Let’s consider for a second how the election of a President Trump would play out for Europe financially. The US is still the world’s largest economy and is especially important in financial and service sector economic development, meaning the advanced economies of Europe are intrinsically tied to our own. There’s no doubt world stock-markets would collapse with a Donald Trump presidency: at the very thought of his nomination, the FTSE 100 fell 50 points following his Super Tuesday success. Few have faith that his leadership would offer stability, so a Donald Trump presidency would bring economic turmoil for Europe.

Donald Trump is strong, though, right? He’ll secure the world: the US will get tired of winning because he’ll win so much. That, or his foreign policy agenda will spell disaster. Trump has praised Putin as a strong leader, saying he would “get along well with” the Russian leader: hardly a stabilising force in a militarising Europe. His support from far-right political figures like Jean-Marie Le Pen, who said “if [he] were American, [he] would vote Trump”, is doubly worrying, because his presidency could give those dangerous candidates an even larger spotlight on the international stage, endangering the fragile European Union even more.

As for terrorism, the US is isolated and for the most part much safer than Europe can be from violent extremists, as the tragic events in Belgium and Paris demonstrate. Donald Trump would only make this kind of threat more likely. Hillary Clinton was incorrect in saying Trump was being used in recruitment videos, but he may as well be. His calls for a “total and complete shutdown of Muslims entering the United States” is one of many statements that fuel the so-called Islamic State’s image of the West as unwelcoming and alienating to Muslims. He will make ISIS more dangerous; he will destroy America’s treasured belief of our own morality for a false sense of security; he will damn the world with his short-sighted xenophobia.
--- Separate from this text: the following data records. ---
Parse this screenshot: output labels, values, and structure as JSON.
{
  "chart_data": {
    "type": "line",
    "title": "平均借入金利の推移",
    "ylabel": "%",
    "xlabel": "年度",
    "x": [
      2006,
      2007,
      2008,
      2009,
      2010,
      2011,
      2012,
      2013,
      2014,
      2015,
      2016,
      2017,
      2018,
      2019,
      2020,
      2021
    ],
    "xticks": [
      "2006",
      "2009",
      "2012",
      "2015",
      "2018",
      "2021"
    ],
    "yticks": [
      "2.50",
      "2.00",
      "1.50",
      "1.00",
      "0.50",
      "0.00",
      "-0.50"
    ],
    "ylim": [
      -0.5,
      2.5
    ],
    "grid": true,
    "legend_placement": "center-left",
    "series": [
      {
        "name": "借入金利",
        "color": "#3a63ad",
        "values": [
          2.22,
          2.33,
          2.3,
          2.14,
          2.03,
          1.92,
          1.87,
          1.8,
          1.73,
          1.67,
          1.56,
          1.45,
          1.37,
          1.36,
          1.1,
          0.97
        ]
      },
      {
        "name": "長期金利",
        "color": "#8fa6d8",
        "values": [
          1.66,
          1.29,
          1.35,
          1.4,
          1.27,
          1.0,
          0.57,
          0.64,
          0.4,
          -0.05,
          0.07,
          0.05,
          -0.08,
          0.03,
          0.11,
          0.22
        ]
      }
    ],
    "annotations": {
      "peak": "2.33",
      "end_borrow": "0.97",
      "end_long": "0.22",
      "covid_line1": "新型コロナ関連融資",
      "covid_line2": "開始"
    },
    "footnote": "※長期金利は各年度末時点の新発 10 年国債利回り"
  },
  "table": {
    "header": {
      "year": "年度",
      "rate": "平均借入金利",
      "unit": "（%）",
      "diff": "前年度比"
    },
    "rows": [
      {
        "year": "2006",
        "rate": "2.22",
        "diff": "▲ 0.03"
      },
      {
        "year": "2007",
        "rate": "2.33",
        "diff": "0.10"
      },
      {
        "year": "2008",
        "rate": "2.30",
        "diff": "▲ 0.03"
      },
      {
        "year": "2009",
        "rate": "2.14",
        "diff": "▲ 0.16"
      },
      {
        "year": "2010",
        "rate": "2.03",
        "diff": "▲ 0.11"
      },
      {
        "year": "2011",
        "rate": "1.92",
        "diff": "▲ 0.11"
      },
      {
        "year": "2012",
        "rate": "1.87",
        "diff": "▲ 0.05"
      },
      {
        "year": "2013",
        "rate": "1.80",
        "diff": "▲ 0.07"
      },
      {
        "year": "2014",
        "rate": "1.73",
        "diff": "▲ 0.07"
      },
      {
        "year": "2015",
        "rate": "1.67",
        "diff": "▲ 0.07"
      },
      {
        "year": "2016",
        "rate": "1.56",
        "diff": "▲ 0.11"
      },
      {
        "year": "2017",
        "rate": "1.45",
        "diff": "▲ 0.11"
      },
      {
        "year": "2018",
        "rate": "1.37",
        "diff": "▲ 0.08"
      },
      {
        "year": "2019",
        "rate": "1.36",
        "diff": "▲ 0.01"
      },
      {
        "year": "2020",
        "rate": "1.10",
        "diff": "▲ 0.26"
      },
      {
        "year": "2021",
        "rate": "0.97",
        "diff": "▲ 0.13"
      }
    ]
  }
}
Across Europe, governments are grappling with refugee and migration crises, set to grow in the coming months. Will this potential leader of a land once so welcoming of immigrants, adopted home of Albert Einstein, Yoko Ono and Arnold Schwarzenegger set an example for his counterparts in Europe? In his own words, “I will build a great wall – and nobody builds walls better than me, believe me – and I’ll build them very inexpensively. I will build a great, great wall on our southern border, and I will make Mexico pay for that wall. Mark my words.” Perhaps not.

In December, the world struck a deal to mitigate the effects of climate change. Yet, the largest historical carbon polluter still has a major political party denying the science of the deal or the practicality that it could be carried out. Have no doubt, Donald Trump will destroy the advances made by the Obama Administration. This is the same man that tweeted: ‘The concept of global warming was created by and for the Chinese in order to make U.S. manufacturing non-competitive.’ Electing Trump would once again set the world on a catastrophic path, endangering everyone from the Marshallese to the Dutch.

So, should students here be allowed to care about who we in America elect? Absolutely. The US President may be our specific leader, but we expect him or her to lead the world, to side with humanity, civility and science, to push the world in the right direction. Donald Trump would do none of these if elected. The British and everyone else in this world have a vested interest in the US Military not becoming the plaything of an egomaniac, the world financial market not collapsing, immigration debates not becoming a farce, extremism — Islamist and far-right — not growing and the climate not being destroyed. As the US continues to play the most important role in preventing these things, the rest of the world should express their opinions about our choices. Will the conservative media or much of the US agree with me? No. But that shouldn’t stop you.